The Vintages manager Therese Straight says she and her partners developed the resort because the area “was lacking lodging options, especially those that are unique and memorable … and we recognized that Portlanders love everything vintage. We thought, why not marry the two and offer nostalgic vintage trailers with key modern luxuries.”
That blend of old-time romance and new-age comforts is also the concept at the hip new AutoCamp travel trailer resorts near Yosemite and the Russian River in California, with a third location on Cape Cod, Massachusetts, set to open next spring.
The camps revolve around 31-foot Airstreams manufactured specifically for AutoCamp by the legendary Ohio trailer-maker. Each features a large bedroom with memory foam queen beds, expansive living and kitchen areas and fully appointed spa bathrooms, the Airstream resting on custom-designed outdoor living space with a designer fire pit and handmade outdoor lounge furniture.
Backed by a recent investment infusion of $115 million, AutoCamp chief brand and marketing officer Ryan Miller says the company is looking to expand in coming years to “the best outdoor destinations within a half-day drive of major cities around the US”
Miller feels that more and more people are now seeking experiences in nature where they can escape stress and reconnect with their loved ones.
“But not everyone has the equipment, knowledge or desire to plan all the details that go into a hassle-free camping trip.

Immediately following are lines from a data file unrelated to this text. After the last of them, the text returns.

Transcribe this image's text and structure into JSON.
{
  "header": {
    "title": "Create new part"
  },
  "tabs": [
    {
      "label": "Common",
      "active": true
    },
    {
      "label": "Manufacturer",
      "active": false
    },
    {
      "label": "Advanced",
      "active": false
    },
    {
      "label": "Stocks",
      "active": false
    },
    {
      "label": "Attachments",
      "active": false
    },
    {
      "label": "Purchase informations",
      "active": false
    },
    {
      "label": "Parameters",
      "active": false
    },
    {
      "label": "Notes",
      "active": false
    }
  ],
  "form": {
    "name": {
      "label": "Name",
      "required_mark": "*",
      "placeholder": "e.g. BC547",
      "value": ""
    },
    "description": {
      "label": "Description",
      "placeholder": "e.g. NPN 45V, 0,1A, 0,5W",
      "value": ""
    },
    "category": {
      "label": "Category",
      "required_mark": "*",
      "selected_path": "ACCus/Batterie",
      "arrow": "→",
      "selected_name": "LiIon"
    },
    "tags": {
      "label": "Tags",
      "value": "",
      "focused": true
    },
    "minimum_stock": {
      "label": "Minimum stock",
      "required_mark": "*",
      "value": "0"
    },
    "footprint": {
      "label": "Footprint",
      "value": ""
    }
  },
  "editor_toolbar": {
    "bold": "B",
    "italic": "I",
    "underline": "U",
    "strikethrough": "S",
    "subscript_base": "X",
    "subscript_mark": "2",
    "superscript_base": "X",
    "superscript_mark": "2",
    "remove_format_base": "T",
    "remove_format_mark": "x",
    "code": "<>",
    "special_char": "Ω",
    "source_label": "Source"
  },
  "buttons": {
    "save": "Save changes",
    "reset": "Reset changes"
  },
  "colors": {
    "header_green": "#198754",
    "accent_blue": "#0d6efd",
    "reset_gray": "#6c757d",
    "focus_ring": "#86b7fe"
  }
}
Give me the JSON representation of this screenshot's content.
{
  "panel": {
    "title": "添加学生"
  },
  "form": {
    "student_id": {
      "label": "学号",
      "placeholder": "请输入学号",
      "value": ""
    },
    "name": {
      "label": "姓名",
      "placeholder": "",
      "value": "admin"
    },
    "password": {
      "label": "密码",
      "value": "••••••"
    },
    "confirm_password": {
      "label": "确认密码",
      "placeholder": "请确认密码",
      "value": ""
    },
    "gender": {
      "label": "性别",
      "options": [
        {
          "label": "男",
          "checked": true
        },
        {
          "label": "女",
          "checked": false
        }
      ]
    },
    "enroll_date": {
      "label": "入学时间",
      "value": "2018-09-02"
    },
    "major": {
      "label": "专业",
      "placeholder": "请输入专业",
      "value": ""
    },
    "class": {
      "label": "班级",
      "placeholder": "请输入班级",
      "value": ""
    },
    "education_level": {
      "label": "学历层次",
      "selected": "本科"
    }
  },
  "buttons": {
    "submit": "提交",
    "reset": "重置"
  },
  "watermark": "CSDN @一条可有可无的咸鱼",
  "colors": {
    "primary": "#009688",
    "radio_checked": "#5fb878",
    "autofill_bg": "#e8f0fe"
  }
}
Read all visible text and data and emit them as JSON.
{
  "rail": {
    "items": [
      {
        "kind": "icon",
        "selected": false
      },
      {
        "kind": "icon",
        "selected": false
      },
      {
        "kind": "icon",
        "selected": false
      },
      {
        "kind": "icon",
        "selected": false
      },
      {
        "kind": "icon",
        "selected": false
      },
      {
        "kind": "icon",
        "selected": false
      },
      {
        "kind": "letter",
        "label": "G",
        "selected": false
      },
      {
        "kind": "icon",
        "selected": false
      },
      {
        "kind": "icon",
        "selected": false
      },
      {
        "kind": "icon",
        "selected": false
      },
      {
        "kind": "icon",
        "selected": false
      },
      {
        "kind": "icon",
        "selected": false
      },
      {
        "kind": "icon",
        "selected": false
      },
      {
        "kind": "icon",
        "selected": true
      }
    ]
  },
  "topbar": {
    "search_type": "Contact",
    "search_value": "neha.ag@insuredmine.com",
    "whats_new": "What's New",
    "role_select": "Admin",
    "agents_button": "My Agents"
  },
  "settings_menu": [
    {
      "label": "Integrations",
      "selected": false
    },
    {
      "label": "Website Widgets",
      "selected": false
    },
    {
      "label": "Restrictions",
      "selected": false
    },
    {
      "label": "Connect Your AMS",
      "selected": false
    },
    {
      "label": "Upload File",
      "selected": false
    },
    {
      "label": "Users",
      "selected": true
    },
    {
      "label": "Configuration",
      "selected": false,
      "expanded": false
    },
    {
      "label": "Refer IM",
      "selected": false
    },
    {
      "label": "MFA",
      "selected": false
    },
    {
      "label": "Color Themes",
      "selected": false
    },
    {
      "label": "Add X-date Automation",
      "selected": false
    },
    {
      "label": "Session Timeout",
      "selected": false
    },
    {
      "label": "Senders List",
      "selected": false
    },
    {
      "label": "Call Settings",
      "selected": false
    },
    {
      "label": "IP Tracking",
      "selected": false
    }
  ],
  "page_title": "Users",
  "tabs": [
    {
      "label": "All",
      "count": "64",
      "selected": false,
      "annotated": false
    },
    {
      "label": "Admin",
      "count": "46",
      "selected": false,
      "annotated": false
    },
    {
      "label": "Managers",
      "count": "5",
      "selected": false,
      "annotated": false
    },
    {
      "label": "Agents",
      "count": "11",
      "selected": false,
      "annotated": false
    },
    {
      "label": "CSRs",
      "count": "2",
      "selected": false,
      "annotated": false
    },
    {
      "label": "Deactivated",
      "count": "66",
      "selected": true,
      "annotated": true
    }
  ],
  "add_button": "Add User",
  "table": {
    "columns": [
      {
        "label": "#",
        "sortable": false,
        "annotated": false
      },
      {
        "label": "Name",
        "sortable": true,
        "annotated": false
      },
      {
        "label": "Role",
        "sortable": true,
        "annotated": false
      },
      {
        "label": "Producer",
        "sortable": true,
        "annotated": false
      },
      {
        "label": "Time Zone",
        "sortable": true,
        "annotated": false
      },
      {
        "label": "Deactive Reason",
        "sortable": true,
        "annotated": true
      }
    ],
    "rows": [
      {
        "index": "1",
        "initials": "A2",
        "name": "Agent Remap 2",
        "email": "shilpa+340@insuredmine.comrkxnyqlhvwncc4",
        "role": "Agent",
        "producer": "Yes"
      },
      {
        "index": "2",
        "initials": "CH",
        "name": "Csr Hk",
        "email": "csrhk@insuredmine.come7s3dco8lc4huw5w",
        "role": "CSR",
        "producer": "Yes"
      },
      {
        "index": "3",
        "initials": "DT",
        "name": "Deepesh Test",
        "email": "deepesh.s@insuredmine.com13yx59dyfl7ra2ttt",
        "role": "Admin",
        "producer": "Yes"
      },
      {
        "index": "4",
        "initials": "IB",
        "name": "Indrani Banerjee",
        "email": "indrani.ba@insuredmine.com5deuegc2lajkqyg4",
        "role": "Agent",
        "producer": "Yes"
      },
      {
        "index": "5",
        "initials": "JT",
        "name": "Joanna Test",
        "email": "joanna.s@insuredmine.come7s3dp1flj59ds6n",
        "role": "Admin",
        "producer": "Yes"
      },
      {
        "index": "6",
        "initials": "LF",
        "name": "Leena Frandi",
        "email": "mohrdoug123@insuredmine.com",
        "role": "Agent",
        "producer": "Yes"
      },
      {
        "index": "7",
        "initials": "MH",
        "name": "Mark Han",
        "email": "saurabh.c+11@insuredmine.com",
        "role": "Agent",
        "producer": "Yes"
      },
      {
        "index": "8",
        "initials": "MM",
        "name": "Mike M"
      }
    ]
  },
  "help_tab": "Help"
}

AutoCamp’s Airstreams appeal to this modern traveler by offering them an accessible and memorable camping experience that doesn’t slack on creature comforts.”
If you go
AutoCamp, Yosemite, Russian River and Cape Cod (spring 2021), USA
New custom-designed Airstream trailers arrayed around a Signature Clubhouse with indoor/outdoor seating and a shop with gourmet food items.
From $109 (Russian River) and $189 (Yosemite) per night
Airstream Trailer Park @ Grand Daddy, Cape Town, South Africa
This romantic rooftop setting in downtown Cape Town revolves around restored Airstreams with South African nature and culture themes. Plus open-air movies and braai barbecues.
From $122 per night
Kate’s Lazy Desert, Landers, California, USA
Airstreams with funky, music-themed restorations in the desert near Joshua Tree.
From $175 per night
Luna Mystica, Taos, New Mexico, USA
The Rio Grand Valley of northern New Mexico renders a dramatic backdrop for a funky vintage trailer resort located beside a craft brewery and outdoor music venue on the outskirts of Taos.
From $90 per night
Notel Melbourne, Melbourne, Australia
Gleaming silver Airstreams on a rooftop near Federation Square, Flinders Street Station and downtown shopping, eating and nightlife.
From $292 per night
Rosita Vintage “Wohnwägeli,” St. Gallen, Switzerland
A variety of vintage mini travel trailers pulled by self-drive Fiat 500s and all of them perfect for a road trip adventure through the Swiss Alps and beyond.
From $122 per night
The Vintages Trailer Resort, Dayton, Oregon, USA
Bucolic location amid farmland in the Willamette Valley less than an hour’s drive from downtown Portland and within striking distance of the Cascade Mountains and Pacific Coast.